Let's try The Dogs Who Found Me by Ken Foster. It's a collection of vignettes about dogs the author has found, re-found, rescued, fostered, re-homed, and kept. In between he offers some wisdom on things like reading dog body language and how to prepare for natural disasters. It's a touching collection of true stories but not for the faint of heart---Mr. Foster has strong feelings about those who abandon dogs and is not afraid to share them:

"I get cornered all the time by people who are considering getting a dog and want to know what to expect. 'If I get an older dog,' they ask, 'will I have to train him?' Yes, I tell them, even though there are plenty of older dogs who have certainly grown out of their rambunctious puppyhood. Part of it, I said, is about establishing a relationship, so that even if they know the commands, they will need to know what they mean coming from you, the new owner. 'You can't just install them in the apartment like a piece of furniture,' I say, and these people usually say something along the lines of 'Oh, never mind.' These are not dog people, and that is fine, as long as they don't have dogs. The dog person, hearing how difficult and challenging it may be to take a rescued dog from a shelter, signs up for the responsibility immediately, ready to cancel vacations and sacrifice the new couch.

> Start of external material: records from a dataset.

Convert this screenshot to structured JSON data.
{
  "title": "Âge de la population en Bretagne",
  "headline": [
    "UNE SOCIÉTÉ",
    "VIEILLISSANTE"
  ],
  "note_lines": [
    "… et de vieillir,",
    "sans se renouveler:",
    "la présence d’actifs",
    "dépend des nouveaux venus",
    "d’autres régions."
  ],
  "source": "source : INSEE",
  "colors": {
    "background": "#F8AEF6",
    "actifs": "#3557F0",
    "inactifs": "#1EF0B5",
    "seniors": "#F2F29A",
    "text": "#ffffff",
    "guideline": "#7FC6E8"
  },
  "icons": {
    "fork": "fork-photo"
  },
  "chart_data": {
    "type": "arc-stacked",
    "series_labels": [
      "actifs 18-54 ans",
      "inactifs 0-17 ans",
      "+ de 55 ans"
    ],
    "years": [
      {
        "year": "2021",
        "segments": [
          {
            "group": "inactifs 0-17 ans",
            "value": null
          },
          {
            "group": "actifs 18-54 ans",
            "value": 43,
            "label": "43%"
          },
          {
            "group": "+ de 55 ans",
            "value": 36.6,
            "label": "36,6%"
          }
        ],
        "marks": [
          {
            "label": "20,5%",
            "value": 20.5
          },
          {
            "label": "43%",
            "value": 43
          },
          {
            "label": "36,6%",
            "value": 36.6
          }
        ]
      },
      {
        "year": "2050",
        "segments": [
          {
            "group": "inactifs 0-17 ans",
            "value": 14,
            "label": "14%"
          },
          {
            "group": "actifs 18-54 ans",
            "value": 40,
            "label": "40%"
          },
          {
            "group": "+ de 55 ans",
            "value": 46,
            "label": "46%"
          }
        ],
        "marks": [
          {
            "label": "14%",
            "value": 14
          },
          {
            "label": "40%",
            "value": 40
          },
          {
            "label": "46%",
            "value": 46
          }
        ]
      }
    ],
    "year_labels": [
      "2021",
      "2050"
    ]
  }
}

Like parents who abandon their children at day care or leave the newborn child on the steps of a hospital or a church, many people who decide to get rid of a dog take him somewhere they think they'll find someone better able to take care of him: a vet's office, a park, a dog run. Then they leave him behind, pretending, I guess, that they've done everything they can."

But the bottom line is that Mr. Foster loves dogs and though his words are strong, the book is full of heart felt sentiment and touches of humor. And he rescues dogs, so he's a-okay in my book.